The prevalence of fast corners and long straights relieves the load on the brakes. The Brembo technicians have in fact classified the track with an index of 2 out of 5 for the severity of the braking system, identifying in curve 3 the most demanding braking of the circuit, where the cars decelerate from 320 km / h to 125 km / h in space. of just 130 meters, reaching a peak deceleration of 4.8 g.
Mercedes looking for redemption
Red Bull arrives with the strength of five consecutive victories starting from Monte Carlo and in particular by the clear superiority expressed with Max Verstappen in the double Zeltweg race. Mercedes, on the other hand, has announced the arrival of an important evolutionary package, with whom Lewis Hamilton hopes to be able to shorten in the standings from his direct rival.
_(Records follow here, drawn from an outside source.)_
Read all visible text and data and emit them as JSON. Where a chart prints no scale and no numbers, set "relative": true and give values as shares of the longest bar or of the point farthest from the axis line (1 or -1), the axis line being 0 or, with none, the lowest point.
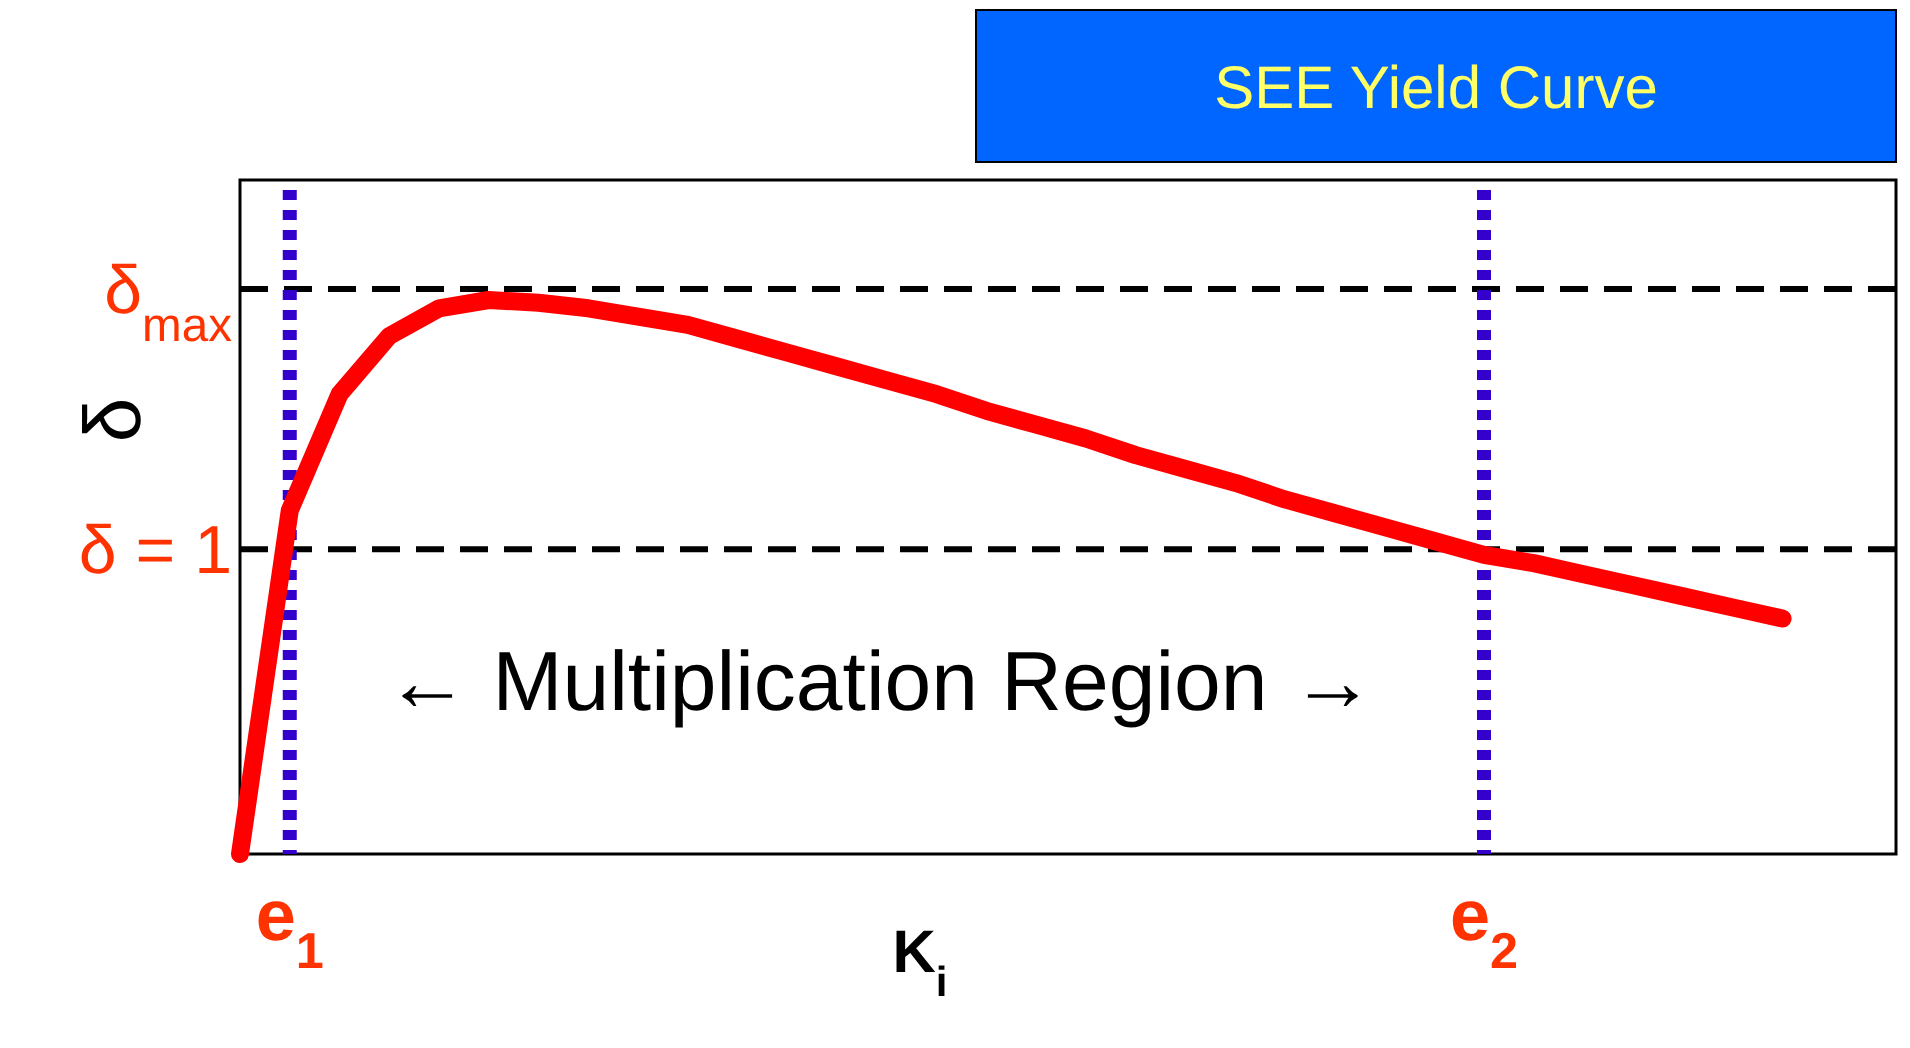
{
  "chart_data": {
    "type": "line",
    "title": "SEE Yield Curve",
    "xlabel": "K$_{i}$",
    "ylabel": "δ",
    "relative": true,
    "tick_labels": "x",
    "categories": [
      null,
      "e$_{1}$",
      null,
      null,
      null,
      null,
      null,
      null,
      null,
      null,
      null,
      null,
      null,
      null,
      null,
      null,
      null,
      null,
      null,
      null,
      null,
      null,
      null,
      null,
      null,
      "e$_{2}$",
      null,
      null,
      null,
      null,
      null,
      null
    ],
    "series": [
      {
        "color": "#ff0000",
        "values": [
          0,
          0.62,
          0.83,
          0.935,
          0.985,
          1,
          0.995,
          0.985,
          0.97,
          0.955,
          0.93,
          0.905,
          0.88,
          0.855,
          0.83,
          0.8,
          0.775,
          0.75,
          0.72,
          0.695,
          0.67,
          0.64,
          0.615,
          0.59,
          0.565,
          0.54,
          0.525,
          0.505,
          0.485,
          0.465,
          0.445,
          0.425
        ]
      }
    ],
    "ref_lines": [
      {
        "axis": "y",
        "value": 1.02,
        "label": "δ$_{max}$",
        "color": "#000000",
        "line_style": "dashed"
      },
      {
        "axis": "y",
        "value": 0.55,
        "label": "δ = 1",
        "color": "#000000",
        "line_style": "dashed"
      },
      {
        "axis": "x",
        "value": "e$_{1}$",
        "color": "#3300cc",
        "line_style": "dotted"
      },
      {
        "axis": "x",
        "value": "e$_{2}$",
        "color": "#3300cc",
        "line_style": "dotted"
      }
    ],
    "annotations": [
      "← Multiplication Region →"
    ]
  }
}
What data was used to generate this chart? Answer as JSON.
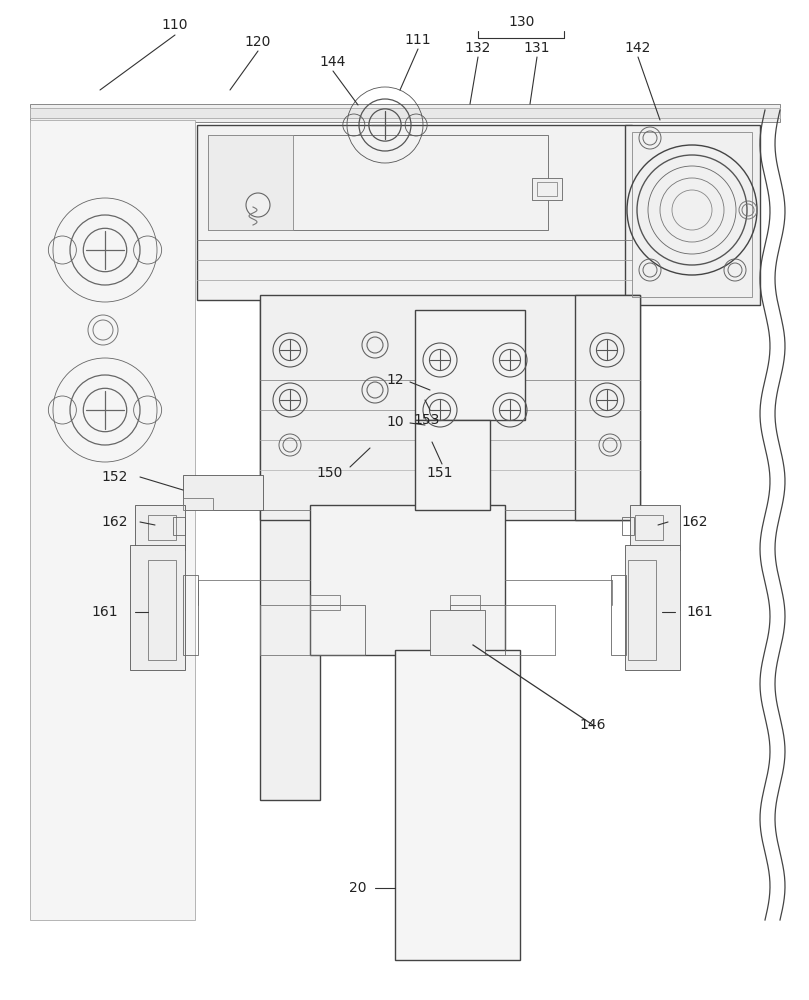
{
  "bg_color": "#ffffff",
  "lc": "#555555",
  "lc_dark": "#333333",
  "lc_light": "#888888",
  "lw": 1.0,
  "lt": 0.6,
  "lthk": 1.5
}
Ferrari promises to be an uphill weekend, considering the gaps highlighted by the SF21 both on the straight and in the medium-high speed corners. For the Scuderia di Maranello it will be interesting to evaluate the approach on the set-up front, after the strategy implemented in the Styrian Grand Prix of sacrificing the qualification through a structure with greater load, to the advantage of the race pace thanks to the better management of the tires. In 2020 at Silverstone, on the other hand, the team worked against the tide, significantly unloading the aerodynamics to contain the delay on the straight and to limit the energy transferred vertically to the tires, a choice which, supported by Leclerc’s docile and adequate driving style, proved to be effective. also in the race, contributing to the third final place in the first of the two rounds across the Channel.
McLaren and AlphaTauri from the beginning of the season they have shown great competitiveness in the extension, a quality that raises their prices in view of Silverstone, where however they will also have to prove that they are able to manage the variables of the new format and be able to put a balanced car on the track on the technical English track . In home Aston Martin updates on Sebastian Vettel’s car are expected, after the debut of the same package in Austria on Lance Stroll’s car.
Among the changes to the format, the new tires, the technical updates and the pitfalls of the track, there is no shortage of topics of interest on the eve of the Silverstone weekend. As always, however, the focus will be on the challenge between Max Verstappen and Lewis Hamilton and between Red Bull and Mercedes, which has now reached a crucial crossroads for future championship developments.